Go to Top

Validating Assessments

download_pdf_smOnce classroom assessments have been written, they need to be validated – that is, teachers need to administer the assessments, determine their effectiveness, and correct any problems that surface. A thorough way to do this is to conduct an item analysis. That process involves looking at every test item, recording data, and then interpreting the data. Asking the questions to create data is actually the easier part. Sample questions include:

  • What percentage of students incorrectly responded to the item?
  • Were their “mistakes” similar in nature?
  • Did students miss the same types of items throughout the assessment?

Interpreting the data is more difficult. Were the errors the result of:

  • the curriculum, i.e. expectations are not clearly stated in the first place?
  • the instruction, i.e. teacher strategies were not effective?
  • the assessment, i.e. questions/tasks are confusing?
  • the students’ lack of preparation, i.e. not completing assignments or practicing a skill?

Item analysis is often a task completed through a group effort, such as by members of a professional learning community, or a grade-level team or department. It is an excellent tool; however, it is time-consuming and therefore often completed for only sample assessments. In the meantime, what could an individual teacher do, with each new assessment, to determine whether the assessment itself is effective or in need of revision? Here are a few suggestions.

  1. In trying to determine if an assessment is well written, go directly to the “consumers,” otherwise known as the students themselves. Create a short, one- or two-question handout to distribute after the assessment has been administered and scored. In a paper-pencil test (selected response or constructed response), ask if there were any test questions that were confusing to students, and if so, to explain. Similarly, if the assessment is product or performance, ask if there was anything confusing about the task (the description of what students were to do) or the rubric used for the evaluation. Yes, at some point you’re bound to get a reply from an unprepared student who will try to shift the blame from himself to the assessment, but that should be easy to discern, since either no one else will register the same complaint, or the explanation won’t ring true. However, if several students all comment on the same test item, task description, or rubric descriptions, that should raise a “red flag.” You should consider rewording for clarity.
  2. For selected or constructed response assessments, create a spreadsheet or chart listing assessment item numbers. As you evaluate the papers, keep a simple tally of incorrect responses next to each item number. When finished, ask yourself: What percentage of students gave incorrect answers to a specific item? If the percentage for any item is high, look at the item objectively to see if the wording might be unclear. Then note what students said about it on the handouts described in #1. If students also listed that particular item as being confusing, then the wording of that item most likely should be changed.

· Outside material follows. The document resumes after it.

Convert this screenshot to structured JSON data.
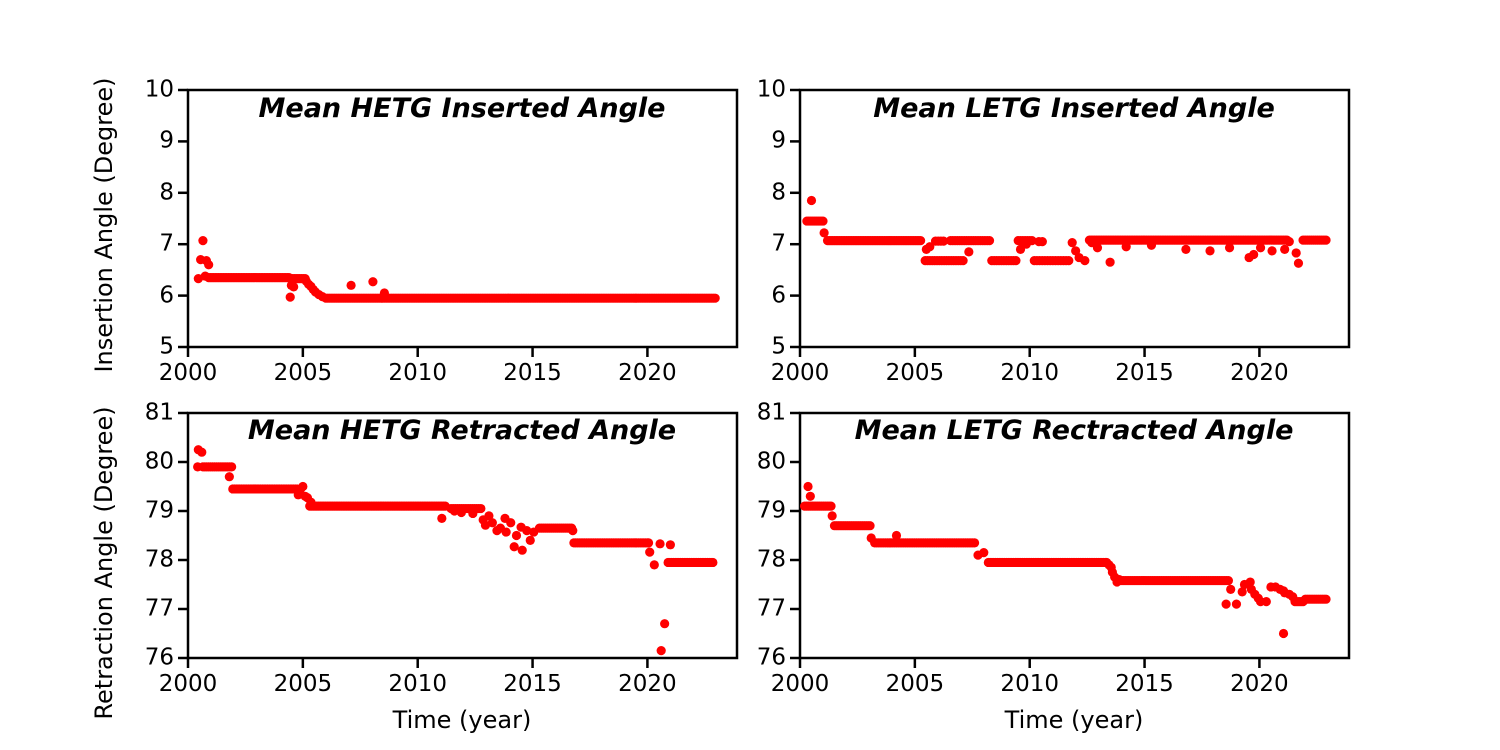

If using a rubric to evaluate student achievement, ask yourself: At any point in the evaluation process, did you have difficulty choosing between two different ratings? If so, perhaps your rubric descriptions are not distinct enough.

If the assessment is product or performance, did multiple students (any number greater than one) do something quite different from what you expected? If so, look at the task directions objectively. Could those directions be interpreted to lead students in the path they took rather than the one you expected? Once again, note what students said about it on the handouts described in #1. You may need to change the wording so that the description of what students are expected to do is more specific and detailed, to avoid confusion or misinterpretation.

We all know that if students perform poorly on an assessment, it may be due to the other conditions noted at the beginning of this E-Hint, such as ineffective instructional strategies or just poor preparation on the part of students. But when an assessment is new, it is important to validate it, to be sure that the wording, use of graphics, or scoring interpretations are not the cause of the problem. The four suggestions above are not as thorough as a true item analysis, but they do provide a good general guideline for checking the quality of your new assessments. Keep in mind that these validation techniques should be used, and necessary revisions made, the first year the assessments are administered. After that, no changes should be made until the target subject comes up again in the curriculum cycle. If you keep making changes to the assessment every year, then your data would not be valid for comparison purposes.